Para Wonder Nande itu sudah berada di Mako Brimob sejak Rabu sekitar pukul 04.00 WIB. Mereka mengaku berangkat dari Cengkareng, Tangerang dengan menyewa transportasi online.

“Kami dari Cengkareng dan sudah di sini sampai pagi. Hanya mau melihat pak Ahok bebas ,” ujar salah satu kelompok Wonder Nande, Dewi Sembiring di depan Mako Brimob, Kelapa Dua Depok, Kamis (24/1/2019).

Ia mengaku rela menunggu sedari pagi demi menyaksikan detik-detik bebasnya Ahok dari penjara. Ia juga amat kagum dengan sosok Ahok yang menurutnya sebagai pribadi yang berani dan tegas.

“Tegas, saklak, to the point. Satu yang paling mantap, nggak ada takutnya, hidup nggak ada takut berarti nggak terikat. Dia (Ahok) manusia bebas pak,” sanjungnya.

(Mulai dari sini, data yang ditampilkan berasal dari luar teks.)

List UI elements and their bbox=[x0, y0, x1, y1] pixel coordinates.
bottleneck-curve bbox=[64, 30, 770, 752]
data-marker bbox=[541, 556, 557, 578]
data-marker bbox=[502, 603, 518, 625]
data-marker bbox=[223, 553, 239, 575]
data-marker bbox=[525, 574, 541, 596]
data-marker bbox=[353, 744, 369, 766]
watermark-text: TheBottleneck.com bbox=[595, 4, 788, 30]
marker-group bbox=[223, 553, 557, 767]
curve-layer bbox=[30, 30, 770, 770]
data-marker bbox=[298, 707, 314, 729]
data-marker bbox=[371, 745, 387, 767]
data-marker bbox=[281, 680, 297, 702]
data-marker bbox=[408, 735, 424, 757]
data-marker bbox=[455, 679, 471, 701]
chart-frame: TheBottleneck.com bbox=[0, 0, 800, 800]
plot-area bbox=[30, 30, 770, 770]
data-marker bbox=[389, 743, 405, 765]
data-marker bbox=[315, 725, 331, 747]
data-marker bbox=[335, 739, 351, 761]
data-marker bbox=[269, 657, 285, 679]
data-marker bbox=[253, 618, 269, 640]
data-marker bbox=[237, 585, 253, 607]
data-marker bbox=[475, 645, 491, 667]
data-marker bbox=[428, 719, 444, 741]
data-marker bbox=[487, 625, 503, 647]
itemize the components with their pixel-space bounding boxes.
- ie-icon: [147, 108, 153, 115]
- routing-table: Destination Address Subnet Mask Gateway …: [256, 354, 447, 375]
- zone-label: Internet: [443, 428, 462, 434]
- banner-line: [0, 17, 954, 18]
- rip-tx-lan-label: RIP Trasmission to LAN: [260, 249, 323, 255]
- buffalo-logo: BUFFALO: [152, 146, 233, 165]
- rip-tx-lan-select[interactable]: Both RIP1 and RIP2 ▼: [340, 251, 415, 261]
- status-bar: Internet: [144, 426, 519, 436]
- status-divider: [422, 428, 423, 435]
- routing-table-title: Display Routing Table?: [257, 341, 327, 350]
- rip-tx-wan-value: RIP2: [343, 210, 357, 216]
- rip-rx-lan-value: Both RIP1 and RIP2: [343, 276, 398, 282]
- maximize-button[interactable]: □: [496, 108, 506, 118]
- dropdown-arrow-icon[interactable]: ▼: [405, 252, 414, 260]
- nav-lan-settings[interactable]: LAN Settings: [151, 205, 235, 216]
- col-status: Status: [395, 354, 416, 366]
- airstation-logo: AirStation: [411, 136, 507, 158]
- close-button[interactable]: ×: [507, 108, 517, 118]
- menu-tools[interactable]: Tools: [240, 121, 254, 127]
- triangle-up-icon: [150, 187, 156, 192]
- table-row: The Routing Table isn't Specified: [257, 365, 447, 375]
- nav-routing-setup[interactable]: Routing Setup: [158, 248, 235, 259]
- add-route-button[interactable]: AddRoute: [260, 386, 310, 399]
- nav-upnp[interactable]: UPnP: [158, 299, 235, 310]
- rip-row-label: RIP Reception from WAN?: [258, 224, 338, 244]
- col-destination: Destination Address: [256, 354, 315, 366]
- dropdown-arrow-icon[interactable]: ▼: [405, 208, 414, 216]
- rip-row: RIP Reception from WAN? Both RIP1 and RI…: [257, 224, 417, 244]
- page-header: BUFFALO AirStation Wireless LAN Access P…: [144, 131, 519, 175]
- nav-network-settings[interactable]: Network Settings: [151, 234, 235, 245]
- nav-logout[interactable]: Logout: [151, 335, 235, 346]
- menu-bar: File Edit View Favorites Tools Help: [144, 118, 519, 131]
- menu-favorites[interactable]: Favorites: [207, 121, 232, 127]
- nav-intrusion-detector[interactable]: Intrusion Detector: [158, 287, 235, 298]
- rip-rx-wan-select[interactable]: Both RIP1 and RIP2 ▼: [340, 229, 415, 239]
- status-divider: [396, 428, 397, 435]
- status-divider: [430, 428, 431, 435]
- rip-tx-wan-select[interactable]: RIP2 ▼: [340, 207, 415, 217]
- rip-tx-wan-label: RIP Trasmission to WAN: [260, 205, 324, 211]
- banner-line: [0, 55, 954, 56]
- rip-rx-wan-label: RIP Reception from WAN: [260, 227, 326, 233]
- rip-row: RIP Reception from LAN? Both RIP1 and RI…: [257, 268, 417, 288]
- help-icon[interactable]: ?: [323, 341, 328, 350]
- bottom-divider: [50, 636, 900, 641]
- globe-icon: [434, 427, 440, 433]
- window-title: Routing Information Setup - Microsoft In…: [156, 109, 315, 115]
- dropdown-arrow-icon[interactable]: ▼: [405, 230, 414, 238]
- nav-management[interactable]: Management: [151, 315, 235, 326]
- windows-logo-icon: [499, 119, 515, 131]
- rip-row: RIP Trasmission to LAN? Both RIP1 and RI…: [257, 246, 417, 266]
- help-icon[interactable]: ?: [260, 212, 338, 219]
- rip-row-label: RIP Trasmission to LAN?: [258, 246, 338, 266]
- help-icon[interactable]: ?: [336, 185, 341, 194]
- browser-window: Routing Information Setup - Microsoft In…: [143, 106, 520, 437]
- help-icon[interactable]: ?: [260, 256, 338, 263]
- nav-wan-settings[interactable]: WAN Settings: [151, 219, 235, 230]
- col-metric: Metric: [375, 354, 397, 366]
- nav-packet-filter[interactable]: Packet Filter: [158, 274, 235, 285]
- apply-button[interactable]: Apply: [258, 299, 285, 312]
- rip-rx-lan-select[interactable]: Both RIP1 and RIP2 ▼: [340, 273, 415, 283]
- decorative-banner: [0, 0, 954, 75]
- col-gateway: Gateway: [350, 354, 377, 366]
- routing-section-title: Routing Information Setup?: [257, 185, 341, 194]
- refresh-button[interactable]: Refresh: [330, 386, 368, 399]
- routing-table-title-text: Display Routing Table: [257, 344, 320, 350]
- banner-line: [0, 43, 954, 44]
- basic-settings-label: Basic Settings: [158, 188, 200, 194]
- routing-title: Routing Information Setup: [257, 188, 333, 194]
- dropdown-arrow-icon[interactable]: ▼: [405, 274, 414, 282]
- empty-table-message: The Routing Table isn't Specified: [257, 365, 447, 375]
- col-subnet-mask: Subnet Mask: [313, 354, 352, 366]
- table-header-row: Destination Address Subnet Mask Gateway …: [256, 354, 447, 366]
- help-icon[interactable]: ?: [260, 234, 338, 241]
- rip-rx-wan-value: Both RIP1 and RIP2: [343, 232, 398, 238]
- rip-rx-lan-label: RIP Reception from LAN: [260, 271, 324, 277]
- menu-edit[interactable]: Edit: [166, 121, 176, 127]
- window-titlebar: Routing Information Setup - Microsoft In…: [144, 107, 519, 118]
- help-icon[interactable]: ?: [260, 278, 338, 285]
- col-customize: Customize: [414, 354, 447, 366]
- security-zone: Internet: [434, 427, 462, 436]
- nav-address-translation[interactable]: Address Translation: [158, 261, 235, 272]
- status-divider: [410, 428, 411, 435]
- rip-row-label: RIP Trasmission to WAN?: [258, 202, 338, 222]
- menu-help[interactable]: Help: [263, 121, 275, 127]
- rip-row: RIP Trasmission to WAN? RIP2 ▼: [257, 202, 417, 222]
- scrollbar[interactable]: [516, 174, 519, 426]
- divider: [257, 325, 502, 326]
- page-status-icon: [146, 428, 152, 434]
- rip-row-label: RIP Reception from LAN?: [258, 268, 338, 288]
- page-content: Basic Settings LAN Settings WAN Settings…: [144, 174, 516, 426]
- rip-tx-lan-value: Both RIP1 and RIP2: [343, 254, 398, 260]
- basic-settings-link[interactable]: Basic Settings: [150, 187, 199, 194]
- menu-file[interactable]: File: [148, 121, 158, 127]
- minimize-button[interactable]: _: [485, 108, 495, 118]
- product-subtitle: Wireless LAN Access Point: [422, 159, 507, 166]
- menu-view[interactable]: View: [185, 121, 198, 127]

Dewi amat berharap, setelah bebas Ahok bisa menjadi ketua Komisi Pemberantasan Korupsi (KPK). Sosok nya yang tegas dinilai cocok untuk mendukung komisi antirasuah tersebut.

“Maunya jadi ketua KPK. Sekarang kan persoalan kita cuma korupsi. Karena beliau berani dan tegas makanya kita yakin pak Ahok bisa jadi ketua KPK,” katanya.

Ahok dinyatakan bebas murni dari dua tahun masa tahananya. Dia ditahan karena kasus penistaan agama saat masih menjabat sebagai Gubernur DKI Jakarta.

Selama masa tahanan, Ahok telah mendapat remisi Natal 2017 selama 15 hari dan remisi umum 17 Agustus 2018 selama dua bulan. Dengan total remisi yang didapat tiga bulan 15 hari. Jika diperhitungkan sejak tanggal penahanan 9 Mei 2017, maka Ahok akan bebas pada 24 Januari 2019.

Pemberian remisi atau pengurangan masa pidana diberikan kepada narapidana sebagaimana diatur dalam Undang-Undang Republik Indonesia Nomor 12 Tahun 1995 tentang Pemasyarakatan dan Peraturan Pemerintah Nomor 32 Tahun 1999 tentang Syarat dan Tata Cara Pelaksanaan Hak WBP tentang Remisi.